A. Radford et al., "Learning Transferable Visual Models From Natural Language Supervision,"
arXiv preprint arXiv:2103.00020, 2021. [Online].
Available: <https://github.com/OpenAI/CLIP>
This work addresses the gap in computer vision where SOTA models are primarily trained to predict a fixed set of predetermined object categories. This requires specialized, large, crowd-labeled datasets like ImageNet, which limits the generality and usability of the models because specifying any new visual concept requires gathering additional labeled data.
In contrast, breakthroughs in NLP (like GPT-3) leverage scalable pre-training methods from raw text, enabling models to perform a wide variety of tasks and transfer zero-shot to downstream tasks. The paper asks whether similar scalable pre-training methods learning directly from web text could yield a breakthrough in CV, since prior attempts using natural language supervision showed performance far below the current state of the art on common benchmarks.
The model, CLIP (Contrastive Language-Image Pre-training), utilizes a large dataset of 400 million (image, text) pairs (WIT) combined with a contrastive learning objective.
Step-by-Step Approach:

Contrastive Pre-training - CLIP jointly trains an Image Encoder and a Text Encoder in a multi-modal embedding space.
Given a batch of N paired image and text examples, the model is trained to predict which of the N \\times N possible pairings across the batch are the correct real pairs.
The objective is to maximize the cosine similarity between the embeddings of the N correct pairs while minimizing the cosine similarity of the $N^2 - N$ incorrect pairings (negatives).
This is optimized using a symmetric cross-entropy loss over the similarity scores.
The core calculation for scaled pairwise cosine similarities is: logits = np.dot(I_e, T_e.T) * np.exp(t) .

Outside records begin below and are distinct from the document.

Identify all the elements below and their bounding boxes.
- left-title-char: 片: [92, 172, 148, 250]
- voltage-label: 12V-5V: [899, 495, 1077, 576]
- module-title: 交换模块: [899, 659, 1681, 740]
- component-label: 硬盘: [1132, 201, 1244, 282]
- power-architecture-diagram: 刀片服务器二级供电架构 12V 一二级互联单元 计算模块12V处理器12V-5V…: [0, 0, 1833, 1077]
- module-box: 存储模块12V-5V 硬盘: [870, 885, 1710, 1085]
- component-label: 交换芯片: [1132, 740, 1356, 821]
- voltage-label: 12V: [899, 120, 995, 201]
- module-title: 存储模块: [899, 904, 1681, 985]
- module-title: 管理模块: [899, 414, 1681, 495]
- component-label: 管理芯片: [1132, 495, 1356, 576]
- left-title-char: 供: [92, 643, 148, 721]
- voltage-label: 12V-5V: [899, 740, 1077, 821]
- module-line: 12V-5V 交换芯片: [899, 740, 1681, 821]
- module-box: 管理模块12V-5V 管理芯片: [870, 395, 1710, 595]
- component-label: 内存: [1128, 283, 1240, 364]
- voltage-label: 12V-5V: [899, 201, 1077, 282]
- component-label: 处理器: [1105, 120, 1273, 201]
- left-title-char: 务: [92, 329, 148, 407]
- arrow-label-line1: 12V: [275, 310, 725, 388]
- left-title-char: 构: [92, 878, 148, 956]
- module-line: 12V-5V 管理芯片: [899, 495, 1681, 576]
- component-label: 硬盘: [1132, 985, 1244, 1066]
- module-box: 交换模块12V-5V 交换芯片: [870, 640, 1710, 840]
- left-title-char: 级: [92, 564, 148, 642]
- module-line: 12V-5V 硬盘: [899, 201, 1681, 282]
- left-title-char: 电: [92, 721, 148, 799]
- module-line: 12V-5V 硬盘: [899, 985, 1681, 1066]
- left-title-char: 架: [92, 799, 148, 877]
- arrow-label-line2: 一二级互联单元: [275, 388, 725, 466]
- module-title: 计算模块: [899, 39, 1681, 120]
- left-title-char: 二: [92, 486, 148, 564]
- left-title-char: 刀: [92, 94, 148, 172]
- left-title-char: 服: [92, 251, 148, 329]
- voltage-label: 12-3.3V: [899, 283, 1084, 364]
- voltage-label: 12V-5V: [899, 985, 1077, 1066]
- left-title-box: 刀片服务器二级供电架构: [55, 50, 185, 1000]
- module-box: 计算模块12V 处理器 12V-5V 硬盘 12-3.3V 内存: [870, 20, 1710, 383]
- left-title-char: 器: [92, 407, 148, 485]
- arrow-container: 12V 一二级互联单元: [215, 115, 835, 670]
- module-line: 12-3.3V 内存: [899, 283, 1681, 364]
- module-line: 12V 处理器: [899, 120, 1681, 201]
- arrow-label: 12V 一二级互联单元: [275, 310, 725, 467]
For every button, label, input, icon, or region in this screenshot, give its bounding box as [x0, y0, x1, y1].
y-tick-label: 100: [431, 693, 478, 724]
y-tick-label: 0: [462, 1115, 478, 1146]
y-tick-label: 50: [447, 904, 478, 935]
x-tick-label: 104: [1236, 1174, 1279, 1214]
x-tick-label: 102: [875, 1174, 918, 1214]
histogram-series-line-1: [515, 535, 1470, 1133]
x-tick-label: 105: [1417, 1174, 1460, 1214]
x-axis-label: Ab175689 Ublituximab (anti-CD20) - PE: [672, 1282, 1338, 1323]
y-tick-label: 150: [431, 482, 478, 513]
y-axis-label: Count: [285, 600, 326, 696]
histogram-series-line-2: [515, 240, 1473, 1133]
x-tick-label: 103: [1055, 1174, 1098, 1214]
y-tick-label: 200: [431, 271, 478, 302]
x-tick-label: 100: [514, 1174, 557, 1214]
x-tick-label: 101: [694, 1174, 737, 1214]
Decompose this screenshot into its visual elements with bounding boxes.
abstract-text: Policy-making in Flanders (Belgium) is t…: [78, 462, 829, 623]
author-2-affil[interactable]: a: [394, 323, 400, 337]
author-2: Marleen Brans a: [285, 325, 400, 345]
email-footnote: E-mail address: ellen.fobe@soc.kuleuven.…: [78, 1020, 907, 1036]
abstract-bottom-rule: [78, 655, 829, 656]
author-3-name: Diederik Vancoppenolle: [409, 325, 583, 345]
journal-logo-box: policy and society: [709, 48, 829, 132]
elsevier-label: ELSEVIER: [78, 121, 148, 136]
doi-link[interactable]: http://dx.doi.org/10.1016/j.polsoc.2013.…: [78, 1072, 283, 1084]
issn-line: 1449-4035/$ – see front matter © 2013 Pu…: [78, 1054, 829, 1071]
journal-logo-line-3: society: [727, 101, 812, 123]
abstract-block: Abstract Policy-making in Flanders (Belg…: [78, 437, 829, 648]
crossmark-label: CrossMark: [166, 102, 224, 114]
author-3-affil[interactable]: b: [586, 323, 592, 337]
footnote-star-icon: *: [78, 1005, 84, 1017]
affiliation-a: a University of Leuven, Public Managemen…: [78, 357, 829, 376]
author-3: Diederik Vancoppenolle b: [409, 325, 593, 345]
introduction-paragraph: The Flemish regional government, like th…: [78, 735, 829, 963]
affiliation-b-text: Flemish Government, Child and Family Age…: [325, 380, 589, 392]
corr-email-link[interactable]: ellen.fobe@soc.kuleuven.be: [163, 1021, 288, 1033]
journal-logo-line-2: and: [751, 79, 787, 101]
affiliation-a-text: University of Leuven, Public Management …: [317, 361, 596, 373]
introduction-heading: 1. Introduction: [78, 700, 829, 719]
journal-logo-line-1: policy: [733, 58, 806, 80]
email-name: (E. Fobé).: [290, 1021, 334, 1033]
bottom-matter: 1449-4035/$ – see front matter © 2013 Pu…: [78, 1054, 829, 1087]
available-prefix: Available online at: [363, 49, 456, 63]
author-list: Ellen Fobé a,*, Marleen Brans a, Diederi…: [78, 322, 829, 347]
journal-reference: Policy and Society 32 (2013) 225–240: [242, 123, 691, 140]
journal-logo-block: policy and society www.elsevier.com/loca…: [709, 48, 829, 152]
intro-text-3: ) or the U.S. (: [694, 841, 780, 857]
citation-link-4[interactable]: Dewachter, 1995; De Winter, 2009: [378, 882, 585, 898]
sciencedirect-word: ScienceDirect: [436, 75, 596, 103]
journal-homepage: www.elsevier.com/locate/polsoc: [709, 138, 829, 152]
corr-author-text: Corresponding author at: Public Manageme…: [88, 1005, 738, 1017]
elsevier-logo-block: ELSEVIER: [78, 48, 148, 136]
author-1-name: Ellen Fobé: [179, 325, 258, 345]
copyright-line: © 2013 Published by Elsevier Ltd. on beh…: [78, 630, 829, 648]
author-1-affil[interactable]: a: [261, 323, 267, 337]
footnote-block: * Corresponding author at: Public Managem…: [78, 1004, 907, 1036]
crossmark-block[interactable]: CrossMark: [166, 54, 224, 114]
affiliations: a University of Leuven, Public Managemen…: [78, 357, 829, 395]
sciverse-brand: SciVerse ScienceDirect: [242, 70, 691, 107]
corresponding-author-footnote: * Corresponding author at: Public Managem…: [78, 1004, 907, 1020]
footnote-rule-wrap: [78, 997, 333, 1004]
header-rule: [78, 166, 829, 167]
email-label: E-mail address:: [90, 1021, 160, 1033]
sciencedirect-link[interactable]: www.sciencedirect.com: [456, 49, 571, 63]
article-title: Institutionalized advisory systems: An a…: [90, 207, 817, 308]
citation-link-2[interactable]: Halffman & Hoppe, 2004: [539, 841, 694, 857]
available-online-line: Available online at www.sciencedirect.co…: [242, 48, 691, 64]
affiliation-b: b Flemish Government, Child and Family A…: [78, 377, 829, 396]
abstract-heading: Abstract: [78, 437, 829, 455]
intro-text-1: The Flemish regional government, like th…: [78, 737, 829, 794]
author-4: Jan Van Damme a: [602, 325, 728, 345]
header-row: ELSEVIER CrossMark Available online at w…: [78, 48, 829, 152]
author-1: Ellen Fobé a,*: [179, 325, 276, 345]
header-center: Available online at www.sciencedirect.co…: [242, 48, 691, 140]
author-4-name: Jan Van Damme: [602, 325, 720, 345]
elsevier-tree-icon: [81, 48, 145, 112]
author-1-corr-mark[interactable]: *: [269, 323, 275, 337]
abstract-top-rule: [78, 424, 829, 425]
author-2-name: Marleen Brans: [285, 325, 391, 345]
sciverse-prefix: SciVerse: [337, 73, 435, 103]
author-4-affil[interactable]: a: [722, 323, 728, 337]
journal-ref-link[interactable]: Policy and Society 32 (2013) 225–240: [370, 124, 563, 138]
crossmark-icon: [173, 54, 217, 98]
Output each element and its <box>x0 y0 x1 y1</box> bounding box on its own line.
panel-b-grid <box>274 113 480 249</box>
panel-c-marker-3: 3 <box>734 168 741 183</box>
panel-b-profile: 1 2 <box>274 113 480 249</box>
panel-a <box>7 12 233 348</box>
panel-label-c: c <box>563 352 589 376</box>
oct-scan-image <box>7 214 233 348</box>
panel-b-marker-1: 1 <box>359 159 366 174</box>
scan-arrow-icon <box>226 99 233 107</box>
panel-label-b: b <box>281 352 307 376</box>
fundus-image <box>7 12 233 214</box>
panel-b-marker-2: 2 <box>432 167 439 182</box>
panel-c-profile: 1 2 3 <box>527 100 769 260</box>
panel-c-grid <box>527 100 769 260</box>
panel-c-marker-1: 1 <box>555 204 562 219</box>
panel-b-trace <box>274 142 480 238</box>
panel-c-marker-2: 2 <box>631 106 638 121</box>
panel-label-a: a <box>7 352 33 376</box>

The training objective is contrastive, which was found to be 4x more efficient than a Bag-of-Words prediction objective, making it key to scaling the approach.

Zero-Shot Classifier Synthesis - At test time, natural language is used to define the visual concepts.
Zero-Shot Prediction - An input image is encoded ($I_1$). The model calculates the cosine similarity between the image embedding and all pre-computed class text embeddings. The image is classified as the category corresponding to the text with the highest similarity score.
CLIP was evaluated extensively on zero-shot transfer, representation learning (linear probing), and robustness to distribution shift.
Training - All models were trained for 32 epochs using the Adam optimizer with a large minibatch size of 32,768.
Evaluation - Benchmarking was performed on a comprehensive suite of over 30 datasets, including a standardized 12-dataset suite and a broader 27-dataset suite.

Zero-Shot Optimization - The zero-shot approach included Prompt Engineering and Ensembling. For instance, the default prompt "A photo of a {label}." was typically used. This technique provided a performance boost similar to a 4x increase in model compute over the contextless baseline.